La soluzione suggerita dal Consiglio d’Europa, davanti a un comportamento scorretto dei propri figli, è quella di reagire “con spiegazioni e in modo non aggressivo”, evitando castighi che vengono definiti “obsoleti”.
Naturalmente si tratta unicamente di un’indicazione, non certo di un “divieto”, come qualche sito e giornale hanno frettolosamente titolato. Chiaramente, però., il tema tocca da vicino tutte le famiglie e suscita reazioni immediate in un senso e nell’altro (è molto circolato il tweet di Carlo Calenda a commento della notizia: “Il crollo della società Occidentale”), ma senza dubbio apre anche a riflessioni più ponderate e interessanti.

Il parere della pedagogista sull’uso del castigo

Abbiamo chiesto, allora, un parere a Rosa Flauto, pedagogista di Ai.Bi. e quotidianamente impegnata con famiglie e bambini di non facile gestione: “Quando un genitore arriva al castigo come forma di intimidazione per zittire o tranquillizzare il figlio – afferma – vuol dire che si è perso dei pezzi di costruzione di una relazione vera e di un’opportunità di accompagnare il figlio nella crescita. Crescita che non è mai solo del minore, ma anche della famiglia.
Capisco che con una vita frenetica come quella che viviamo tutti, oggi, un genitore ogni tanto vorrebbe poter agire la clava dell’autorità. Ma l’autorità è cosa diversa dall’autorevolezza”.
La domanda di fondo su cui riflettere, dunque, non è tanto “Castigo sì o castigo no?”, quanto: “Un figlio teme il castigo o riconosce il buon senso e i valori che il genitore dovrebbe trasmettergli con l’educazione durante la crescita?”
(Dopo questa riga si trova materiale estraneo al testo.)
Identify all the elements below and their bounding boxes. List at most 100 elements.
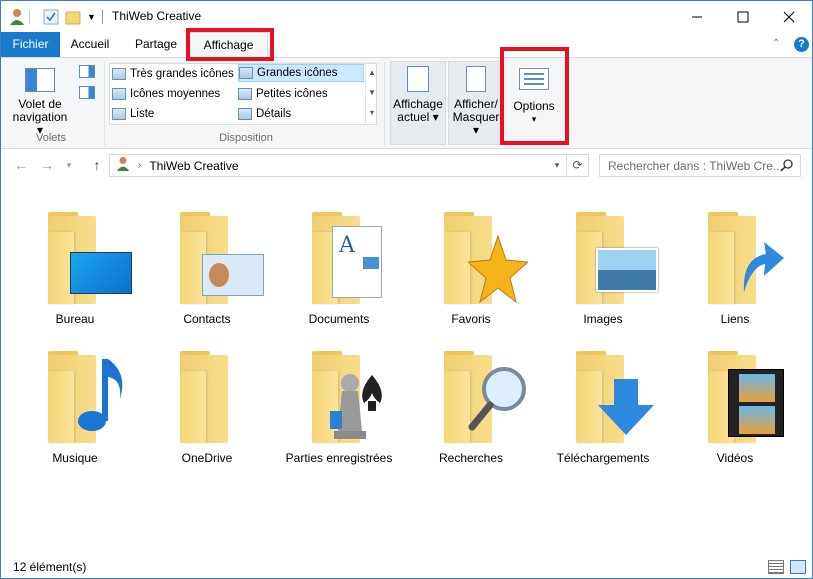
breadcrumb-chevron-icon: › <box>138 160 142 171</box>
folder-item[interactable]: Téléchargements <box>537 345 669 475</box>
film-icon <box>728 369 784 437</box>
search-placeholder: Rechercher dans : ThiWeb Cre... <box>608 158 783 173</box>
folder-item[interactable]: Vidéos <box>669 345 801 475</box>
layout-medium-icons[interactable]: Icônes moyennes <box>112 85 236 103</box>
preview-pane-icon[interactable] <box>79 65 95 78</box>
folder-item[interactable]: Liens <box>669 206 801 336</box>
refresh-button[interactable]: ⟳ <box>567 154 589 177</box>
chess-icon <box>330 374 382 439</box>
current-view-button[interactable]: Affichage actuel ▾ <box>390 62 446 124</box>
layout-extra-large-icons[interactable]: Très grandes icônes <box>112 65 236 83</box>
folder-item[interactable]: Musique <box>9 345 141 475</box>
layout-large-icons[interactable]: Grandes icônes <box>238 64 364 82</box>
maximize-button[interactable] <box>720 1 766 32</box>
layout-gallery-scroll[interactable]: ▲ ▼ ▾ <box>365 63 378 125</box>
item-label: Contacts <box>183 312 231 326</box>
list-icon <box>112 108 126 120</box>
layout-list[interactable]: Liste <box>112 105 236 123</box>
scroll-up-icon[interactable]: ▲ <box>366 63 378 83</box>
layout-label: Très grandes icônes <box>130 68 234 80</box>
breadcrumb-current[interactable]: ThiWeb Creative <box>149 159 238 173</box>
item-label: Favoris <box>451 312 491 326</box>
folder-item[interactable]: Parties enregistrées <box>273 345 405 475</box>
layout-small-icons[interactable]: Petites icônes <box>238 85 362 103</box>
highlight-view-tab <box>186 28 274 61</box>
back-button[interactable]: ← <box>11 154 31 176</box>
large-icons-icon <box>239 67 253 79</box>
customize-toolbar-icon[interactable]: ▼ <box>87 7 96 27</box>
close-button[interactable] <box>766 1 812 32</box>
minimize-button[interactable] <box>674 1 720 32</box>
folder-item[interactable]: OneDrive <box>141 345 273 475</box>
item-label: Vidéos <box>716 451 754 465</box>
layout-label: Grandes icônes <box>257 67 338 79</box>
recent-locations-icon[interactable]: ▾ <box>59 154 79 176</box>
folder-item[interactable]: Images <box>537 206 669 336</box>
ribbon: Volet de navigation ▾ Volets Très grande… <box>1 57 812 149</box>
folder-item[interactable]: Favoris <box>405 206 537 336</box>
folder-icon <box>34 345 123 445</box>
folder-item[interactable]: Bureau <box>9 206 141 336</box>
scroll-down-icon[interactable]: ▼ <box>366 83 378 103</box>
show-hide-button[interactable]: Afficher/ Masquer ▾ <box>448 62 504 137</box>
medium-icons-icon <box>112 88 126 100</box>
folder-item[interactable]: Contacts <box>141 206 273 336</box>
document-icon: A <box>332 226 382 298</box>
forward-button[interactable]: → <box>37 154 57 176</box>
folder-icon <box>562 345 654 445</box>
address-bar[interactable]: › ThiWeb Creative <box>109 154 567 177</box>
address-dropdown-icon[interactable]: ▾ <box>547 154 567 177</box>
folder-icon <box>166 345 248 445</box>
help-icon[interactable]: ? <box>794 37 809 52</box>
desktop-icon <box>70 252 132 294</box>
highlight-options-button <box>500 47 569 145</box>
details-view-icon[interactable] <box>768 560 784 574</box>
item-label: OneDrive <box>181 451 233 465</box>
extra-large-icons-icon <box>112 68 126 80</box>
download-arrow-icon <box>598 379 654 435</box>
folder-icon <box>298 345 382 445</box>
layout-label: Icônes moyennes <box>130 88 221 100</box>
expand-gallery-icon[interactable]: ▾ <box>366 103 378 123</box>
search-icon <box>780 158 794 175</box>
item-label: Parties enregistrées <box>285 451 393 465</box>
details-pane-icon[interactable] <box>79 86 95 99</box>
folder-icon: A <box>298 206 382 306</box>
navigation-pane-icon <box>25 68 55 92</box>
layout-label: Petites icônes <box>256 88 328 100</box>
layout-group-label: Disposition <box>219 132 273 144</box>
explorer-window: ▼ ThiWeb Creative Fichier Accueil Partag… <box>0 0 813 579</box>
large-icons-view-icon[interactable] <box>790 560 806 574</box>
properties-icon[interactable] <box>43 7 59 27</box>
star-icon <box>468 234 528 304</box>
item-label: Musique <box>52 451 98 465</box>
search-input[interactable]: Rechercher dans : ThiWeb Cre... <box>599 154 801 177</box>
ribbon-tab-row: Fichier Accueil Partage Affichage ⌃ ? <box>1 32 812 58</box>
item-label: Liens <box>720 312 750 326</box>
folder-user-icon <box>9 7 25 27</box>
tab-share[interactable]: Partage <box>120 32 192 57</box>
item-label: Bureau <box>55 312 95 326</box>
show-hide-label-2: Masquer ▾ <box>452 110 500 137</box>
folder-item[interactable]: Recherches <box>405 345 537 475</box>
navigation-pane-button[interactable]: Volet de navigation ▾ <box>9 62 71 137</box>
new-folder-icon[interactable] <box>65 7 81 27</box>
details-icon <box>238 108 252 120</box>
up-button[interactable]: ↑ <box>87 154 107 176</box>
folder-icon <box>562 206 658 306</box>
folder-icon <box>694 206 784 306</box>
folder-icon <box>34 206 132 306</box>
folder-icon <box>430 206 528 306</box>
tab-home[interactable]: Accueil <box>60 32 120 57</box>
current-view-label-2: actuel ▾ <box>397 110 439 124</box>
item-count: 12 élément(s) <box>13 560 87 574</box>
current-view-icon <box>407 66 429 92</box>
tab-file[interactable]: Fichier <box>1 32 60 57</box>
chevron-up-icon[interactable]: ⌃ <box>772 38 780 49</box>
folder-user-icon <box>116 156 130 175</box>
folder-icon <box>166 206 264 306</box>
contact-card-icon <box>202 254 264 296</box>
music-note-icon <box>78 359 123 431</box>
folder-item[interactable]: A Documents <box>273 206 405 336</box>
layout-details[interactable]: Détails <box>238 105 362 123</box>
“Soprattutto – prosegue Rosa Flauto – il genitore che utilizza quel castigo, che valore vuole passare al figlio? (sempre che dando il castigo pensi al valore e non solamente a “spegnere” il figlio come si fa con il pc finito il lavoro). È un valore che lui per primo pratica nella sua vita? Di cui dà l’esempio? Che si è preso il tempo di far comprendere al minore/adolescente?
Un genitore presente, che si assume la responsabilità dell’essere diventato padre e madre, e si prende il tempo per farsi riconoscere il ruolo di guida dal minore, probabilmente al castigo non solo non ci arriva, ma neanche ci pensa come metodo risolutivo o praticabile”.
Provocatoriamente, si potrebbe dire che, in questo senso, anche il divieto non è molto diverso dal castigo: non tutto si può risolvere con un “si può fare” o “non si può fare”, perché le cose, nella vita, non sono mai solamente bianche o nere, e perché, ancora una volta, il divieto senza spiegazione rischia di diventare un segnale stradale piazzato arbitrariamente da un’amministrazione comunale rigida e inavvicinabile.
“Bisogna continuare a stare accanto ai propri figli, venendoli nel tempo e ammettendo anche i propri limiti – conclude Flauto. Bisognerebbe, come società, dare alle famiglie degli spazi di confronto per scambiarsi idee e creare strategie per affrontare il tema della crescita dei figli in una società sempre più complessa. Potremmo sviluppare il potenziale umano della collettività…”
E forse, in un certo senso, è quello che l’indicazione del Consiglio d’Europa ha provato a fare e che questa riflessione vuole, nel suo piccolo, portare avanti.